Ernie Warwick stood and hugged Loom’s head to his chest. “We forgive you,” he said.
“Let go of me,” said Loom. “Mimi, would you take Paul and show him the carvings on the chancel? I want a word with Ernie and Lester.”
Mimi stood unsteadily with a bottle of champagne and two glasses. She led Paul up a side corridor of the church and into a little room with a picture of Jesus raising his left index finger as if something had just occurred to him.
“I thought we were going to the chancel,” said Paul.
“What is a chancel?” said Mimi.
“I don’t know”
“Well
, I don’t either. And one thing you find out about Loom over the years is that when you don’t know what he means, you shouldn’t ask.”
They sat on carpeting in the corner of the room. Mimi poured champagne and then shook a vial of powder over the glasses.
“It’s a buffered pain reliever,” she said. “Keeps the hang-over away.”
They drained the glasses.
“What do you do in the Switch-Barter division?”
“I’m a troubleshooter,” said Mimi.
She opened a handbag, took out a tube of lipstick, and twisted it.
“Here goes,” she said.
She began drawing on his forehead with the lipstick. He tried to raise his hands, but his arms seemed to be under water.
“Happy new year,” she said.
Mimi left. A swarm of images moved through Paul’s mind. The gouge with the wicker handle, the lavender dress that Alice had worn, the bathtub full of groundcover in Providence. “Get me out of this,” he said to the picture of Jesus, and it seemed to speak.
“You’ll be all right,” it said. “You’re the actor James Mason.”
“This has been a magical day,” said Paul.
He got up slowly and made his way down the hallway and back to the party lights. “Club soda, please,” he said to an impassive bartender.
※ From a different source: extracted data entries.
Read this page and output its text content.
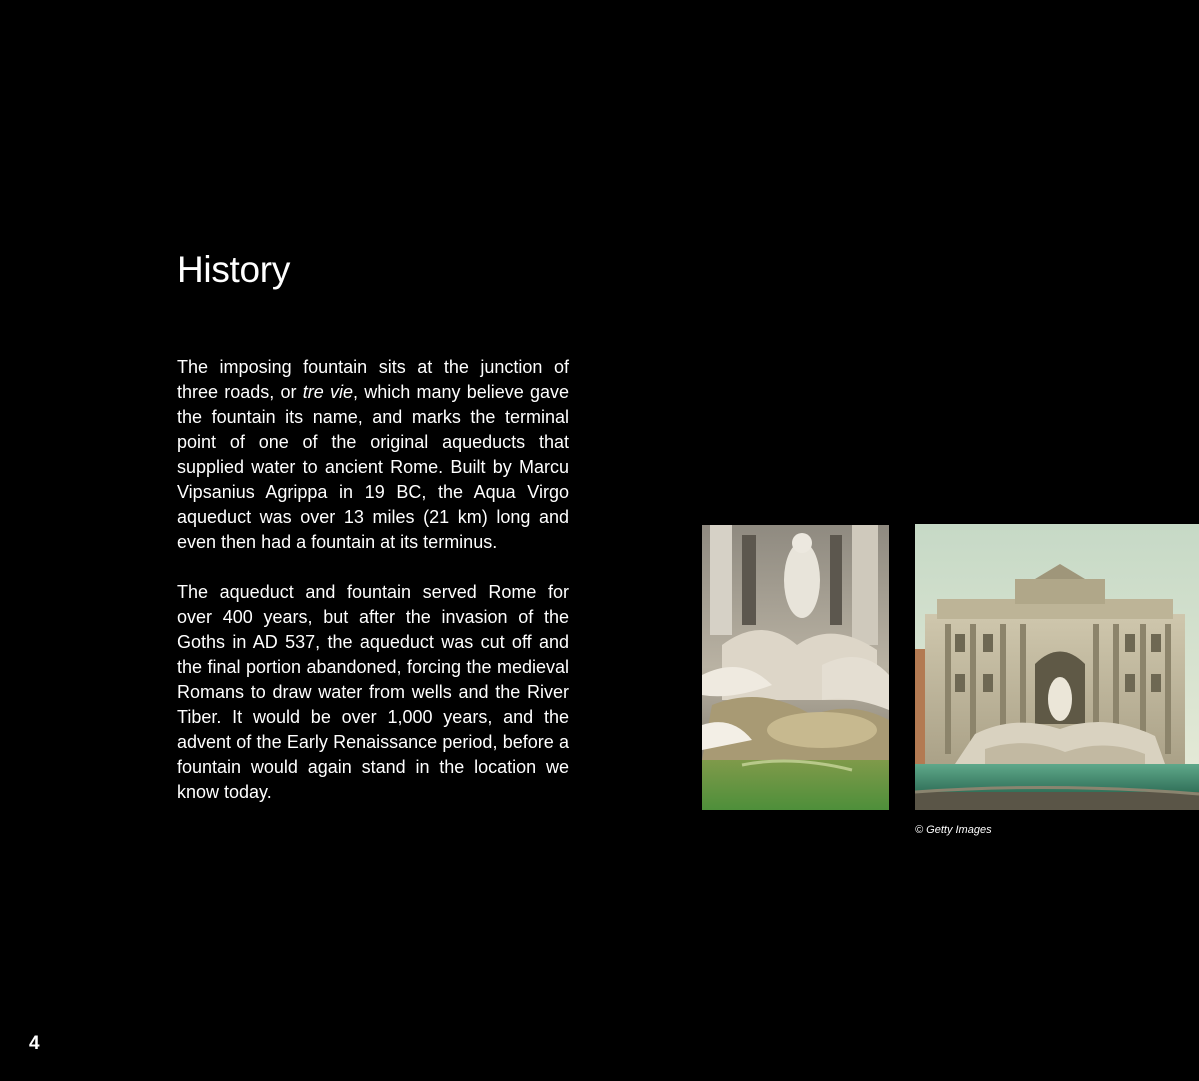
History

The imposing fountain sits at the junction of three roads, or tre vie, which many believe gave the fountain its name, and marks the terminal point of one of the original aqueducts that supplied water to ancient Rome. Built by Marcu Vipsanius Agrippa in 19 BC, the Aqua Virgo aqueduct was over 13 miles (21 km) long and even then had a fountain at its terminus.

The aqueduct and fountain served Rome for over 400 years, but after the invasion of the Goths in AD 537, the aqueduct was cut off and the final portion abandoned, forcing the medieval Romans to draw water from wells and the River Tiber. It would be over 1,000 years, and the advent of the Early Renaissance period, before a fountain would again stand in the location we know today.

© Getty Images
4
“You’re shut off. You have writing on your head.”
“I’m James Mason.”
The bartender wiped his hands on the edge of a tablecloth and proceeded to hustle James Mason down the center aisle of the old church. Everyone cheered. When they got to the front doors the bartender kicked one open and pitched him off the steps and onto the sharp cold stones of the parking lot.
Paul got up and went for a walk. He was confused about the direction in which he was going. The skin of his hands stung. He ended up near a dumpster at the back of the church. It was a large dumpster with an 8oo number to call to have it taken away. He did not know what to do next.